Officiellement, la chancelière et son ministre des Finances, Wolfgang Schäuble, n'ont pas le moindre doute que les sages donneront leur feu vert, «le MES et le pacte budgétaire» étant «conformes à la Constitution». Et que le MES pourra prendre la succession du Fonds européen de solidarité financière (FESF), un mécanisme provisoire, pour venir en aide aux pays surendettés.

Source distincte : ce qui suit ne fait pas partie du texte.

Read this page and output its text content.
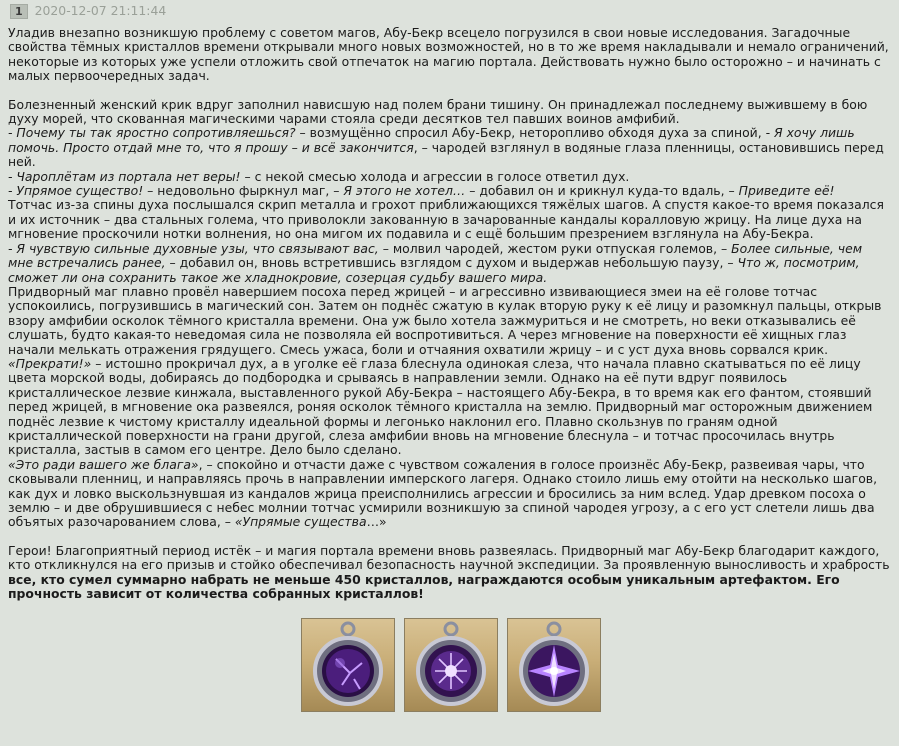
1 2020-12-07 21:11:44

Уладив внезапно возникшую проблему с советом магов, Абу-Бекр всецело погрузился в свои новые исследования. Загадочные свойства тёмных кристаллов времени открывали много новых возможностей, но в то же время накладывали и немало ограничений, некоторые из которых уже успели отложить свой отпечаток на магию портала. Действовать нужно было осторожно – и начинать с малых первоочередных задач.

Болезненный женский крик вдруг заполнил нависшую над полем брани тишину. Он принадлежал последнему выжившему в бою духу морей, что скованная магическими чарами стояла среди десятков тел павших воинов амфибий.

- Почему ты так яростно сопротивляешься? – возмущённо спросил Абу-Бекр, неторопливо обходя духа за спиной, - Я хочу лишь помочь. Просто отдай мне то, что я прошу – и всё закончится, – чародей взглянул в водяные глаза пленницы, остановившись перед ней.

- Чароплётам из портала нет веры! – с некой смесью холода и агрессии в голосе ответил дух.

- Упрямое существо! – недовольно фыркнул маг, – Я этого не хотел… – добавил он и крикнул куда-то вдаль, – Приведите её!

Тотчас из-за спины духа послышался скрип металла и грохот приближающихся тяжёлых шагов. А спустя какое-то время показался и их источник – два стальных голема, что приволокли закованную в зачарованные кандалы коралловую жрицу. На лице духа на мгновение проскочили нотки волнения, но она мигом их подавила и с ещё большим презрением взглянула на Абу-Бекра.

- Я чувствую сильные духовные узы, что связывают вас, – молвил чародей, жестом руки отпуская големов, – Более сильные, чем мне встречались ранее, – добавил он, вновь встретившись взглядом с духом и выдержав небольшую паузу, – Что ж, посмотрим, сможет ли она сохранить такое же хладнокровие, созерцая судьбу вашего мира.

Придворный маг плавно провёл навершием посоха перед жрицей – и агрессивно извивающиеся змеи на её голове тотчас успокоились, погрузившись в магический сон. Затем он поднёс сжатую в кулак вторую руку к её лицу и разомкнул пальцы, открыв взору амфибии осколок тёмного кристалла времени. Она уж было хотела зажмуриться и не смотреть, но веки отказывались её слушать, будто какая-то неведомая сила не позволяла ей воспротивиться. А через мгновение на поверхности её хищных глаз начали мелькать отражения грядущего. Смесь ужаса, боли и отчаяния охватили жрицу – и с уст духа вновь сорвался крик.

«Прекрати!» – истошно прокричал дух, а в уголке её глаза блеснула одинокая слеза, что начала плавно скатываться по её лицу цвета морской воды, добираясь до подбородка и срываясь в направлении земли. Однако на её пути вдруг появилось кристаллическое лезвие кинжала, выставленного рукой Абу-Бекра – настоящего Абу-Бекра, в то время как его фантом, стоявший перед жрицей, в мгновение ока развеялся, роняя осколок тёмного кристалла на землю. Придворный маг осторожным движением поднёс лезвие к чистому кристаллу идеальной формы и легонько наклонил его. Плавно скользнув по граням одной кристаллической поверхности на грани другой, слеза амфибии вновь на мгновение блеснула – и тотчас просочилась внутрь кристалла, застыв в самом его центре. Дело было сделано.

«Это ради вашего же блага», – спокойно и отчасти даже с чувством сожаления в голосе произнёс Абу-Бекр, развеивая чары, что сковывали пленниц, и направляясь прочь в направлении имперского лагеря. Однако стоило лишь ему отойти на несколько шагов, как дух и ловко выскользнувшая из кандалов жрица преисполнились агрессии и бросились за ним вслед. Удар древком посоха о землю – и две обрушившиеся с небес молнии тотчас усмирили возникшую за спиной чародея угрозу, а с его уст слетели лишь два объятых разочарованием слова, – «Упрямые существа…»

Герои! Благоприятный период истёк – и магия портала времени вновь развеялась. Придворный маг Абу-Бекр благодарит каждого, кто откликнулся на его призыв и стойко обеспечивал безопасность научной экспедиции. За проявленную выносливость и храбрость все, кто сумел суммарно набрать не меньше 450 кристаллов, награждаются особым уникальным артефактом. Его прочность зависит от количества собранных кристаллов!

Cependant, Berlin est gagné par la fébrilité. La Cour constitutionnelle a décidé d'examiner dans l'urgence un recours de dernière minute déposé par le député conservateur bavarois, Peter Gauweiler, pour tenter de bloquer la ratification du MES. La décision de la BCE, annoncée jeudi dernier, de racheter des montants illimités d'obligations émises par les pays les plus fragiles de la zone euro a créé une «situation complètement nouvelle», estime Gauweiler. Ténor de la CSU, la branche bavaroise de la CDU de Merkel, Gauweiler estime que son nouveau recours devrait inciter les juges à repousser leur décision concernant les six autres plaintes. Par ailleurs, un avis juridique rendu par les experts du Bundestag estime que le MES prive les députés de leur pouvoir décisionnaire sur le budget allemand en partageant le fardeau de la dette des pays en difficulté.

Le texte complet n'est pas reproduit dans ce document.